Wednesday, August 22, 2012

More Speculation on the Mid Currituck Bridge

FROM THE DAILY ADVANCE


Killing bridge could cost $10M
By Cindy Beamon
The Daily Advance
Tuesday, August 14, 2012

CURRITUCK — The state risks losing up to $10 million if it pulls out of a partnership agreement to build the proposed Mid-County Bridge in Currituck, an official with the agency responsible for building the span says.

David Joyner, executive director for the N.C. Turnpike Authority, also has adjusted the proposed construction starting date for the $600 million bridge project to January 2014.

Under that timeline, the seven-mile span across the Currituck Sound wouldn’t open to traffic until 2018.

Joyner made both projections as part of his response to questions posed recently by four powerful state Republican lawmakers critical of the state’s funding for the Mid-Currituck Bridge project.

In a letter to Joyner, state Sens. Bill Rabon, R-Brunswick, Kathy Harrington, R-Gaston, and state Reps. Phillip Frye, R-Mitchell and Grey Mills, R- Iredell, each of them a chairman of the Joint Legislative Transportation Oversight Committee, asked several questions about the bridge. They said the state’s first public-private partnership to build a road project needs to be “highly scrutinized” to avoid a negative outcome.

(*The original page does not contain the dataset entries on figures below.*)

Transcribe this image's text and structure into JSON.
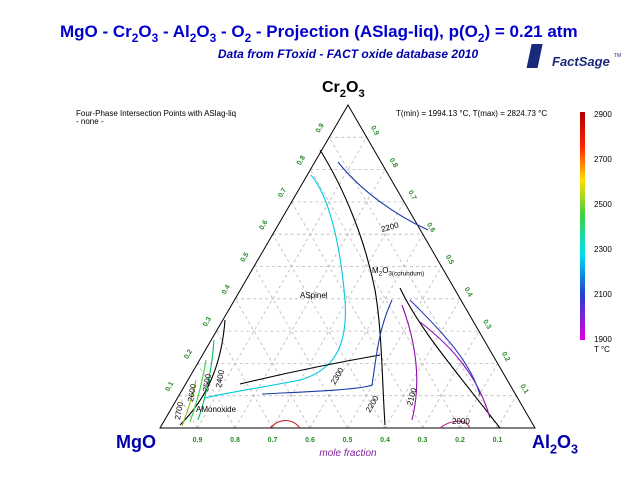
{
  "header": {
    "title": [
      "MgO - Cr",
      "2",
      "O",
      "3",
      " - Al",
      "2",
      "O",
      "3",
      " - O",
      "2",
      " -  Projection (ASlag-liq),  p(O",
      "2",
      ") = 0.21 atm"
    ],
    "subtitle": "Data from FToxid - FACT oxide database 2010",
    "logo": "FactSage",
    "logo_mark": "TM"
  },
  "diagram": {
    "top_vertex": [
      "Cr",
      "2",
      "O",
      "3"
    ],
    "left_vertex": "MgO",
    "right_vertex": [
      "Al",
      "2",
      "O",
      "3"
    ],
    "axis_label": "mole fraction",
    "bottom_ticks": [
      "0.9",
      "0.8",
      "0.7",
      "0.6",
      "0.5",
      "0.4",
      "0.3",
      "0.2",
      "0.1"
    ],
    "left_ticks": [
      "0.1",
      "0.2",
      "0.3",
      "0.4",
      "0.5",
      "0.6",
      "0.7",
      "0.8",
      "0.9"
    ],
    "right_ticks": [
      "0.1",
      "0.2",
      "0.3",
      "0.4",
      "0.5",
      "0.6",
      "0.7",
      "0.8",
      "0.9"
    ],
    "info_left": [
      "Four-Phase Intersection Points with ASlag-liq",
      "- none -"
    ],
    "info_right": "T(min) = 1994.13 °C, T(max) = 2824.73 °C",
    "regions": {
      "spinel": "ASpinel",
      "corundum": [
        "M",
        "2",
        "O",
        "3(corundum)"
      ],
      "monoxide": "AMonoxide"
    },
    "isotherms": [
      "2200",
      "2300",
      "2200",
      "2100",
      "2000",
      "2400",
      "2500",
      "2600",
      "2700"
    ]
  },
  "colorbar": {
    "labels": [
      "2900",
      "2700",
      "2500",
      "2300",
      "2100",
      "1900"
    ],
    "unit": "T °C"
  }
}
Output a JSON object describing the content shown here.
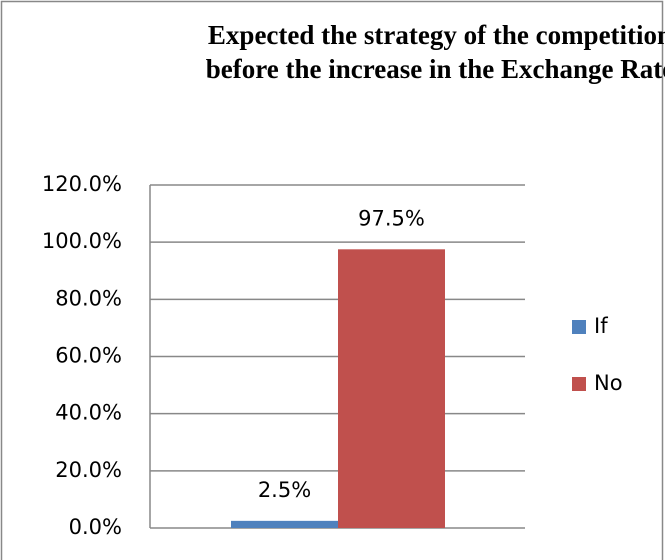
{
  "chart_data": {
    "type": "bar",
    "title": "Expected the strategy of the competition before the increase in the Exchange Rate",
    "categories": [
      null
    ],
    "series": [
      {
        "name": "If",
        "color": "#4f81bd",
        "values": [
          2.5
        ],
        "value_labels": [
          "2.5%"
        ]
      },
      {
        "name": "No",
        "color": "#c0504d",
        "values": [
          97.5
        ],
        "value_labels": [
          "97.5%"
        ]
      }
    ],
    "ylim": [
      0,
      120
    ],
    "yticks": [
      {
        "value": 0,
        "label": "0.0%"
      },
      {
        "value": 20,
        "label": "20.0%"
      },
      {
        "value": 40,
        "label": "40.0%"
      },
      {
        "value": 60,
        "label": "60.0%"
      },
      {
        "value": 80,
        "label": "80.0%"
      },
      {
        "value": 100,
        "label": "100.0%"
      },
      {
        "value": 120,
        "label": "120.0%"
      }
    ],
    "grid": true,
    "legend": "right"
  }
}
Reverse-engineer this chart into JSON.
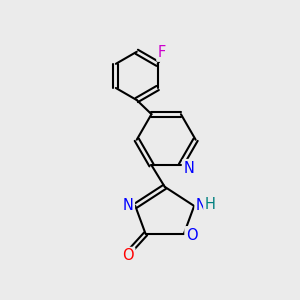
{
  "bg_color": "#ebebeb",
  "atom_colors": {
    "C": "#000000",
    "N": "#0000ff",
    "O": "#ff0000",
    "F": "#cc00cc",
    "H": "#008080"
  },
  "bond_color": "#000000",
  "lw": 1.5,
  "font_size": 10.5
}
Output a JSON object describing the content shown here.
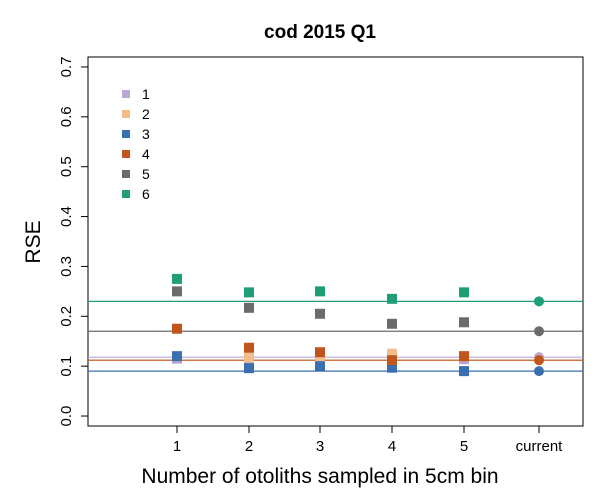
{
  "chart_data": {
    "type": "scatter",
    "title": "cod 2015 Q1",
    "xlabel": "Number of otoliths sampled in 5cm bin",
    "ylabel": "RSE",
    "categories": [
      "1",
      "2",
      "3",
      "4",
      "5",
      "current"
    ],
    "ylim": [
      -0.02,
      0.72
    ],
    "yticks": [
      0.0,
      0.1,
      0.2,
      0.3,
      0.4,
      0.5,
      0.6,
      0.7
    ],
    "ytick_labels": [
      "0.0",
      "0.1",
      "0.2",
      "0.3",
      "0.4",
      "0.5",
      "0.6",
      "0.7"
    ],
    "grid": false,
    "legend_position": "top-left",
    "series": [
      {
        "name": "1",
        "color": "#b9a7d4",
        "values": [
          0.115,
          0.112,
          0.11,
          0.112,
          0.114
        ],
        "current": 0.118
      },
      {
        "name": "2",
        "color": "#f3bd8c",
        "values": [
          0.12,
          0.117,
          0.118,
          0.125,
          0.12
        ],
        "current": 0.112
      },
      {
        "name": "3",
        "color": "#3a6fb0",
        "values": [
          0.12,
          0.096,
          0.1,
          0.097,
          0.09
        ],
        "current": 0.09
      },
      {
        "name": "4",
        "color": "#c0561d",
        "values": [
          0.175,
          0.137,
          0.128,
          0.112,
          0.12
        ],
        "current": 0.112
      },
      {
        "name": "5",
        "color": "#6b6b6b",
        "values": [
          0.25,
          0.217,
          0.205,
          0.185,
          0.188
        ],
        "current": 0.17
      },
      {
        "name": "6",
        "color": "#1f9e78",
        "values": [
          0.275,
          0.248,
          0.25,
          0.235,
          0.248
        ],
        "current": 0.23
      }
    ]
  }
}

Among other things, the lawmakers wanted to know the terms of the state’s agreement to build the bridge, and the state’s projected risks and financial obligations for the project.

In his Aug. 3 response, Joyner said the state’s private partner in the bridge project, Currituck Development Corp., is expected to contribute $40 million toward the bridge. CDC is a consortium of private partners including Spanish bridge-building company ACS Group.

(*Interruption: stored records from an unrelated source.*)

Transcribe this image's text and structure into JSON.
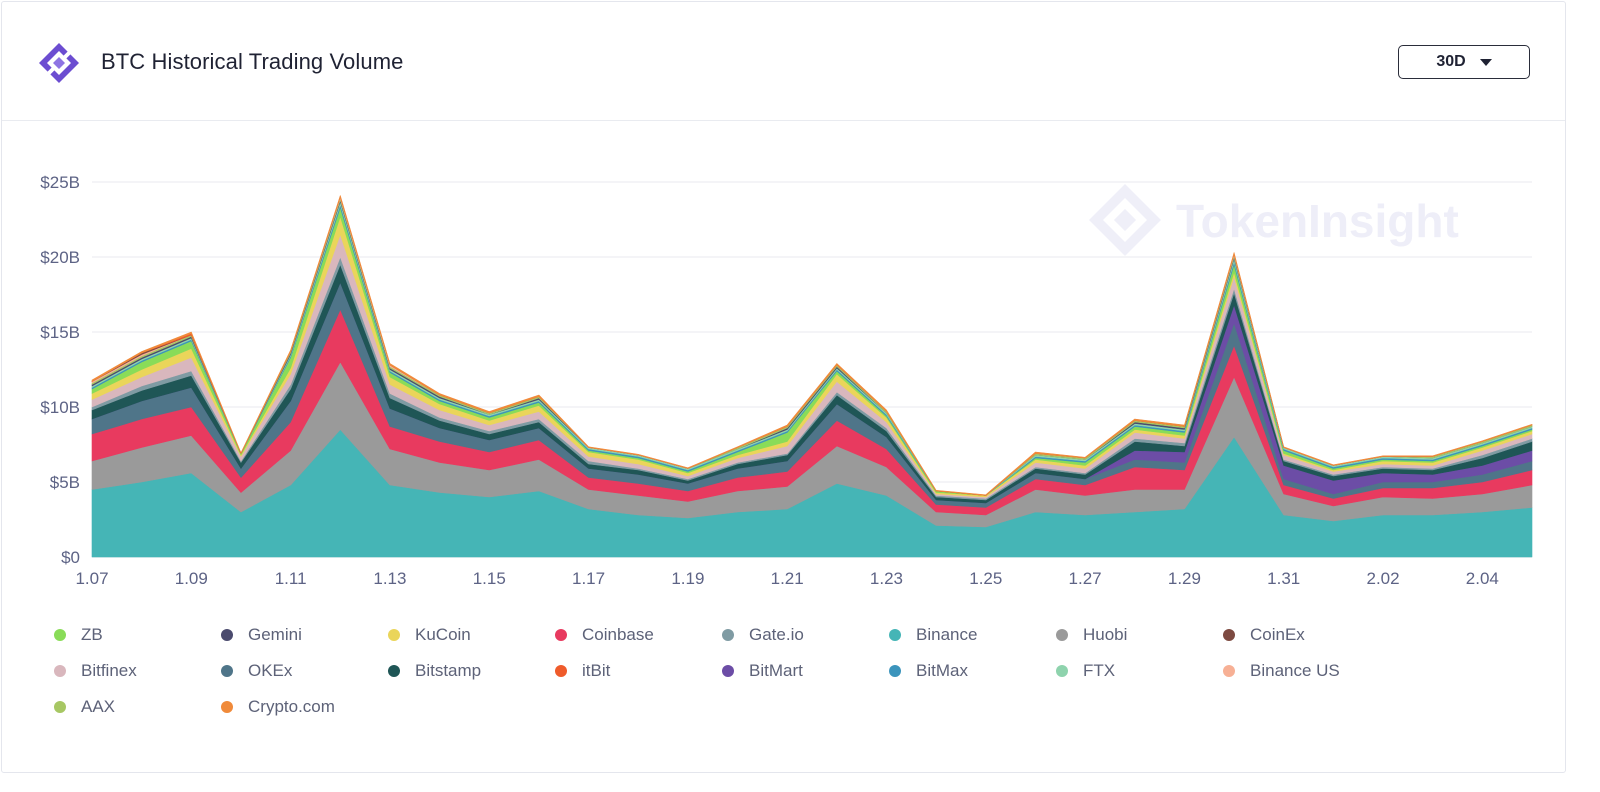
{
  "header": {
    "title": "BTC Historical Trading Volume",
    "range_label": "30D"
  },
  "watermark": "TokenInsight",
  "colors": {
    "brand": "#6c4dd1",
    "axis_text": "#5d6385",
    "grid": "#e8e9ef"
  },
  "chart_data": {
    "type": "area",
    "stacked": true,
    "title": "BTC Historical Trading Volume",
    "x": [
      "1.07",
      "1.08",
      "1.09",
      "1.10",
      "1.11",
      "1.12",
      "1.13",
      "1.14",
      "1.15",
      "1.16",
      "1.17",
      "1.18",
      "1.19",
      "1.20",
      "1.21",
      "1.22",
      "1.23",
      "1.24",
      "1.25",
      "1.26",
      "1.27",
      "1.28",
      "1.29",
      "1.30",
      "1.31",
      "2.01",
      "2.02",
      "2.03",
      "2.04",
      "2.05"
    ],
    "x_ticks": [
      "1.07",
      "1.09",
      "1.11",
      "1.13",
      "1.15",
      "1.17",
      "1.19",
      "1.21",
      "1.23",
      "1.25",
      "1.27",
      "1.29",
      "1.31",
      "2.02",
      "2.04"
    ],
    "y_ticks": [
      "$0",
      "$5B",
      "$10B",
      "$15B",
      "$20B",
      "$25B"
    ],
    "ylim": [
      0,
      25
    ],
    "y_unit": "B USD",
    "grid": true,
    "legend_position": "bottom",
    "series": [
      {
        "name": "Binance",
        "color": "#45b5b6",
        "values": [
          4.5,
          5.0,
          5.6,
          3.0,
          4.8,
          8.5,
          4.8,
          4.3,
          4.0,
          4.4,
          3.2,
          2.8,
          2.6,
          3.0,
          3.2,
          4.9,
          4.1,
          2.1,
          2.0,
          3.0,
          2.8,
          3.0,
          3.2,
          8.0,
          2.8,
          2.4,
          2.8,
          2.8,
          3.0,
          3.3
        ]
      },
      {
        "name": "Huobi",
        "color": "#9a9a9a",
        "values": [
          1.9,
          2.3,
          2.5,
          1.3,
          2.3,
          4.5,
          2.4,
          2.0,
          1.8,
          2.1,
          1.3,
          1.3,
          1.1,
          1.4,
          1.5,
          2.5,
          1.9,
          0.9,
          0.8,
          1.5,
          1.3,
          1.5,
          1.3,
          4.0,
          1.4,
          1.0,
          1.2,
          1.1,
          1.2,
          1.5
        ]
      },
      {
        "name": "Coinbase",
        "color": "#e83a5f",
        "values": [
          1.8,
          1.9,
          1.9,
          1.0,
          1.9,
          3.5,
          1.5,
          1.4,
          1.2,
          1.3,
          0.8,
          0.8,
          0.7,
          0.9,
          1.0,
          1.7,
          1.2,
          0.5,
          0.5,
          0.7,
          0.7,
          1.5,
          1.3,
          2.1,
          0.6,
          0.5,
          0.6,
          0.7,
          0.8,
          1.0
        ]
      },
      {
        "name": "OKEx",
        "color": "#4f7589",
        "values": [
          1.0,
          1.2,
          1.3,
          0.6,
          1.4,
          1.8,
          1.2,
          0.9,
          0.8,
          0.8,
          0.6,
          0.6,
          0.5,
          0.6,
          0.7,
          1.1,
          0.8,
          0.3,
          0.3,
          0.4,
          0.4,
          0.5,
          0.5,
          1.5,
          0.4,
          0.3,
          0.4,
          0.4,
          0.5,
          0.6
        ]
      },
      {
        "name": "BitMart",
        "color": "#6c4da6",
        "values": [
          0,
          0,
          0,
          0,
          0,
          0,
          0,
          0,
          0,
          0,
          0,
          0,
          0,
          0,
          0,
          0,
          0,
          0,
          0,
          0,
          0,
          0.6,
          0.7,
          1.2,
          0.9,
          0.9,
          0.6,
          0.5,
          0.6,
          0.7
        ]
      },
      {
        "name": "Bitstamp",
        "color": "#1f5656",
        "values": [
          0.6,
          0.7,
          0.8,
          0.4,
          0.8,
          1.2,
          0.7,
          0.5,
          0.4,
          0.4,
          0.3,
          0.3,
          0.2,
          0.3,
          0.4,
          0.6,
          0.4,
          0.2,
          0.2,
          0.3,
          0.3,
          0.6,
          0.4,
          0.8,
          0.3,
          0.3,
          0.3,
          0.3,
          0.5,
          0.6
        ]
      },
      {
        "name": "Gate.io",
        "color": "#7f9ba3",
        "values": [
          0.2,
          0.3,
          0.3,
          0.1,
          0.3,
          0.5,
          0.3,
          0.2,
          0.2,
          0.2,
          0.2,
          0.1,
          0.1,
          0.1,
          0.1,
          0.2,
          0.2,
          0.1,
          0.1,
          0.1,
          0.1,
          0.2,
          0.2,
          0.3,
          0.1,
          0.1,
          0.1,
          0.1,
          0.2,
          0.2
        ]
      },
      {
        "name": "Bitfinex",
        "color": "#d9b7bd",
        "values": [
          0.5,
          0.6,
          0.9,
          0.3,
          0.7,
          1.5,
          0.6,
          0.5,
          0.4,
          0.5,
          0.3,
          0.3,
          0.2,
          0.3,
          0.5,
          0.7,
          0.4,
          0.1,
          0.1,
          0.3,
          0.3,
          0.4,
          0.3,
          0.8,
          0.3,
          0.2,
          0.2,
          0.2,
          0.3,
          0.3
        ]
      },
      {
        "name": "KuCoin",
        "color": "#ead55a",
        "values": [
          0.4,
          0.5,
          0.6,
          0.1,
          0.4,
          1.2,
          0.5,
          0.4,
          0.3,
          0.4,
          0.3,
          0.3,
          0.2,
          0.2,
          0.3,
          0.5,
          0.3,
          0.1,
          0.1,
          0.2,
          0.2,
          0.2,
          0.2,
          0.3,
          0.1,
          0.1,
          0.2,
          0.2,
          0.2,
          0.2
        ]
      },
      {
        "name": "ZB",
        "color": "#89dc58",
        "values": [
          0.3,
          0.5,
          0.5,
          0.1,
          0.7,
          0.6,
          0.3,
          0.2,
          0.2,
          0.2,
          0.1,
          0.1,
          0.1,
          0.2,
          0.6,
          0.2,
          0.1,
          0.1,
          0.0,
          0.1,
          0.2,
          0.2,
          0.2,
          0.5,
          0.2,
          0.1,
          0.1,
          0.1,
          0.1,
          0.1
        ]
      },
      {
        "name": "BitMax",
        "color": "#3b94bc",
        "values": [
          0.1,
          0.1,
          0.1,
          0,
          0.1,
          0.2,
          0.1,
          0.1,
          0.1,
          0.1,
          0.1,
          0.1,
          0.1,
          0.1,
          0.1,
          0.1,
          0.1,
          0,
          0,
          0.1,
          0.1,
          0.1,
          0.1,
          0.2,
          0.1,
          0.1,
          0.1,
          0.1,
          0.1,
          0.1
        ]
      },
      {
        "name": "FTX",
        "color": "#8ed3ad",
        "values": [
          0.1,
          0.1,
          0.1,
          0,
          0.1,
          0.2,
          0.1,
          0.1,
          0.1,
          0.1,
          0.1,
          0.1,
          0.1,
          0.1,
          0.1,
          0.1,
          0.1,
          0,
          0,
          0.1,
          0.1,
          0.1,
          0.1,
          0.2,
          0.1,
          0.1,
          0.1,
          0.1,
          0.1,
          0.1
        ]
      },
      {
        "name": "Gemini",
        "color": "#4b4b6e",
        "values": [
          0.1,
          0.1,
          0.1,
          0,
          0.1,
          0.1,
          0.1,
          0.1,
          0,
          0.1,
          0,
          0,
          0,
          0,
          0.1,
          0.1,
          0,
          0,
          0,
          0,
          0,
          0.1,
          0.1,
          0.1,
          0,
          0,
          0,
          0,
          0,
          0
        ]
      },
      {
        "name": "AAX",
        "color": "#a7c763",
        "values": [
          0.1,
          0.1,
          0.1,
          0,
          0.1,
          0.1,
          0.1,
          0.1,
          0.1,
          0.1,
          0,
          0,
          0,
          0.1,
          0.1,
          0.1,
          0.1,
          0,
          0,
          0.1,
          0.1,
          0.1,
          0.1,
          0.1,
          0,
          0,
          0,
          0.1,
          0.1,
          0.1
        ]
      },
      {
        "name": "Binance US",
        "color": "#f7b095",
        "values": [
          0.1,
          0.1,
          0,
          0,
          0,
          0.1,
          0.1,
          0,
          0,
          0,
          0,
          0,
          0,
          0,
          0,
          0,
          0,
          0,
          0,
          0,
          0,
          0,
          0,
          0.1,
          0,
          0,
          0,
          0,
          0,
          0
        ]
      },
      {
        "name": "CoinEx",
        "color": "#7d4a41",
        "values": [
          0,
          0.1,
          0,
          0,
          0,
          0,
          0,
          0,
          0,
          0,
          0,
          0,
          0,
          0,
          0,
          0,
          0,
          0,
          0,
          0,
          0,
          0,
          0,
          0,
          0,
          0,
          0,
          0,
          0,
          0
        ]
      },
      {
        "name": "itBit",
        "color": "#ef5b2b",
        "values": [
          0,
          0,
          0.1,
          0,
          0,
          0,
          0,
          0,
          0,
          0,
          0,
          0,
          0,
          0,
          0,
          0,
          0,
          0,
          0,
          0,
          0,
          0,
          0,
          0,
          0,
          0,
          0,
          0,
          0,
          0
        ]
      },
      {
        "name": "Crypto.com",
        "color": "#f08a3a",
        "values": [
          0.1,
          0.1,
          0.1,
          0.05,
          0.1,
          0.1,
          0.1,
          0.1,
          0.1,
          0.1,
          0.05,
          0.05,
          0.05,
          0.05,
          0.1,
          0.1,
          0.1,
          0.05,
          0.05,
          0.1,
          0.05,
          0.1,
          0.1,
          0.1,
          0.05,
          0.05,
          0.05,
          0.05,
          0.05,
          0.05
        ]
      }
    ]
  },
  "legend": [
    {
      "label": "ZB",
      "color": "#89dc58"
    },
    {
      "label": "Gemini",
      "color": "#4b4b6e"
    },
    {
      "label": "KuCoin",
      "color": "#ead55a"
    },
    {
      "label": "Coinbase",
      "color": "#e83a5f"
    },
    {
      "label": "Gate.io",
      "color": "#7f9ba3"
    },
    {
      "label": "Binance",
      "color": "#45b5b6"
    },
    {
      "label": "Huobi",
      "color": "#9a9a9a"
    },
    {
      "label": "CoinEx",
      "color": "#7d4a41"
    },
    {
      "label": "Bitfinex",
      "color": "#d9b7bd"
    },
    {
      "label": "OKEx",
      "color": "#4f7589"
    },
    {
      "label": "Bitstamp",
      "color": "#1f5656"
    },
    {
      "label": "itBit",
      "color": "#ef5b2b"
    },
    {
      "label": "BitMart",
      "color": "#6c4da6"
    },
    {
      "label": "BitMax",
      "color": "#3b94bc"
    },
    {
      "label": "FTX",
      "color": "#8ed3ad"
    },
    {
      "label": "Binance US",
      "color": "#f7b095"
    },
    {
      "label": "AAX",
      "color": "#a7c763"
    },
    {
      "label": "Crypto.com",
      "color": "#f08a3a"
    }
  ]
}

Under the proposed public-private partnership, CDC will design, construct, operate and maintain the project over 50 years. The company is expected to recoup its costs by charging tolls, estimated earlier to cost motorists between $6 and $12 one way.

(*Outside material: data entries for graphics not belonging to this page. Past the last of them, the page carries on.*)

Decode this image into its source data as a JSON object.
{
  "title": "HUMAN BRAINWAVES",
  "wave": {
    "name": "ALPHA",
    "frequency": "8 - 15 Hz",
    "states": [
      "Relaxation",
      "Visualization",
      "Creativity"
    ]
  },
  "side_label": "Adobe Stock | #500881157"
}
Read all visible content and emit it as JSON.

Joyner said if the state were to back out of the partnership agreement with the CDC before closing the deal, it would have to pay up to $10 million.

The private partners have also agreed to shoulder “key risks” in the project, he said. Those risks include: absorbing the risk for collecting tolls; keeping construction on time, and on budget; and operating and maintaining the bridge for 50 years.

The state’s obligation includes providing “gap funds” to subsidize construction costs.

The state Legislature has agreed to pay up to $28 million in gap funds each year for 30 years. For the past two years, however, the General Assembly has delayed its appropriation of the gap funds and diverted the funds elsewhere.

This year, the Senate even removed funding for the project altogether but later agreed in budget negotiations to a one-year delay in funding instead.

Apparently, the new round of questions from the committee chairmen is a continued challenge to the project.

“Transportation infrastructure needs in this state are great and we all must grapple with which projects to finance and how to finance them,” states their letter to Joyner.

Local officials say the questions by the Republican lawmakers signal a serious threat to the bridge project.

“I am very worried they will not come back next year and refund the bridge even though we have assurances they will,” Currituck Commissioner Owen Etheridge said.

The General Assembly is expected to hammer out next year’s budget during its winter session. Funding for the bridge is expected to be part of those budget deliberations.

In the meantime, the state will be working toward finalizing its agreement with CDC.

The Turnpike Authority has projected its commercial agreement with CDC will be ready by October. The next steps would be the project’s final design and environmental permits before the financial closing in December 2013.

Joyner said any legal challenge to the project — which the Turnpike Authority is expecting — would not increase the state’s $10 million liability.

“Historically, environmental lawsuits do not kill projects but they can delay projects,” Joyner said. “Eventually projects go forward assuming financial conditions allow. We have anticipated a reasonable delay from litigation.”

The lawmakers’ letter states their committee plans to meet this fall to review the information from Joyner.